Monowara holds her 22-day-old grandson Arafat, as she walks through a mustard field on the outskirts of Dhaka, Bangladesh, Jan. 22, 2014.

Too many women die in childbirth, and too many babies die during delivery.

Dr. Flavia Bustreo at the World Health Organization (WHO) says it's hard to believe that in 2015, almost 6 million children under age 5 and more than 300,000 mothers died from complications of childbirth.

Bustreo heads a new program to reduce these deaths by half within the next five years, and to end preventable infant and maternal deaths by 2030 in nine high-risk countries — Bangladesh, India, Ivory Coast, Ethiopia, Ghana, Malawi, Nigeria, Tanzania and Uganda. This will be done through a new “Network for Improving Quality of Care for Maternal, Newborn and Child Health.” It will have support from UNICEF and WHO, where Bustreo is the assistant director-general for family, women's and children's health.

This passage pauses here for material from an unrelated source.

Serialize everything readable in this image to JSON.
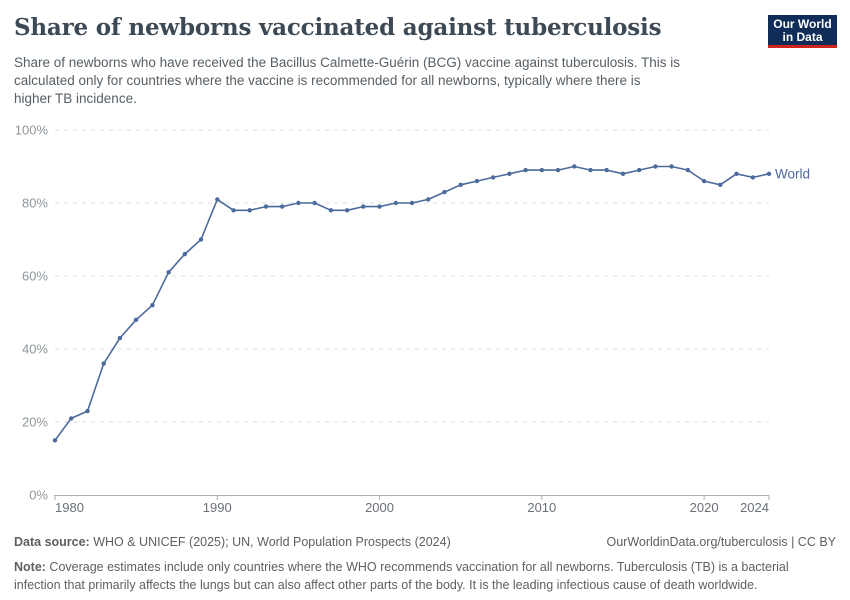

“The dynamics we are trying to create is to have the partners and players within each country to create their targets, so that they own those targets, and they are also responsible and accountable to their own population for delivery,” Bustreo told VOA in a Skype interview from Geneva.

World Health Organization's Flavia Bustreo gestures during an interview in Geneva, Feb. 15, 2016.

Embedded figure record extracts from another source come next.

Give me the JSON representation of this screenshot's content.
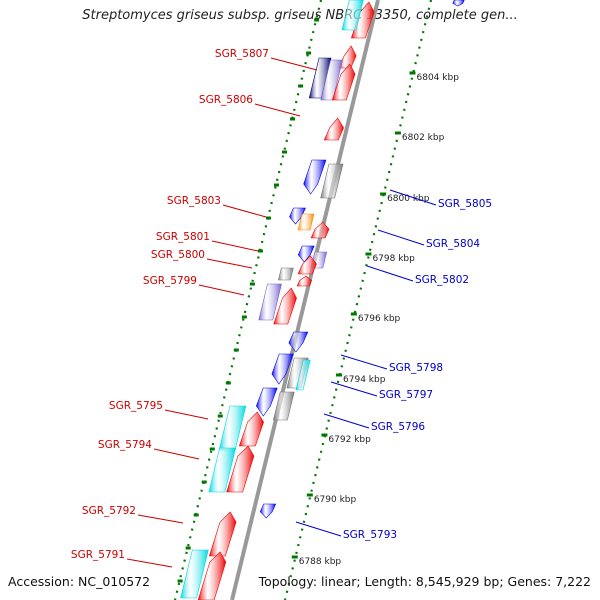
{
  "title": "Streptomyces griseus subsp. griseus NBRC 13350, complete gen...",
  "accession": "Accession: NC_010572",
  "topology": "Topology: linear; Length: 8,545,929 bp; Genes: 7,222",
  "colors": {
    "left_label": "#cc0000",
    "right_label": "#0000cc",
    "forward": "#ee0000",
    "reverse": "#0000ee",
    "cyan": "#00d8e0",
    "purple": "#7766cc",
    "gray": "#777777",
    "orange": "#ff8800",
    "navy": "#000070",
    "ruler": "#007700",
    "axis": "#999999"
  },
  "ruler_ticks": [
    "6804 kbp",
    "6802 kbp",
    "6800 kbp",
    "6798 kbp",
    "6796 kbp",
    "6794 kbp",
    "6792 kbp",
    "6790 kbp",
    "6788 kbp"
  ],
  "left_genes": [
    "SGR_5807",
    "SGR_5806",
    "SGR_5803",
    "SGR_5801",
    "SGR_5800",
    "SGR_5799",
    "SGR_5795",
    "SGR_5794",
    "SGR_5792",
    "SGR_5791"
  ],
  "right_genes": [
    "SGR_5805",
    "SGR_5804",
    "SGR_5802",
    "SGR_5798",
    "SGR_5797",
    "SGR_5796",
    "SGR_5793"
  ]
}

World Health Organization's Flavia Bustreo gestures during an interview in Geneva, Feb. 15, 2016.

Countries are committed

The countries will provide training to health professionals so they can intervene in an emergency, whether it's suctioning out amniotic fluid from a newborn's airway so the baby can breathe, or stopping a women who has just given birth from hemorrhaging. Bustreo said a third of maternal deaths are linked to post-partum hemorrhaging, and most of the babies die on the day of their birth.

The countries in the network have high maternal and infant mortality rates, but Bustreo said they are fully committed to achieving these goals.

They need to build or modernize health care facilities so there's a consistent supply of running water and electricity. A number of facilities lack these necessities. These vital resources mean babies can be incubated and kept warm and mothers who need cesarean sections can have this surgery.

A woman sleeps next to her newborn baby in a nursery in the Juba Teaching Hospital, April 3, 2013. Very few births in South Sudan are assisted by trained midwives.

A woman sleeps next to her newborn baby in a nursery in the Juba Teaching Hospital, April 3, 2013. Very few births in South Sudan are assisted by trained midwives.

Well-trained staff a priority

Health care facilities have to be upgraded or built with their own sources of electricity, and the people who staff these facilities need training so they can perform lifesaving procedures expertly. “If you have a woman who delivers in a health care facility, but that facility does not provide well-trained health care workers or does not provide good quality care, you don't see mortality reduction,” Bustreo explained.

In some regions, women traditionally give birth at home. The challenge is to get these women to give birth in clean, well-equipped health facilities. Bustreo said some of these women are afraid they will get infections or contract diseases.

The goal is ultimately to end preventable deaths of mothers and babies. But first, these countries are focusing on reducing maternal and infant death by half within the next five years.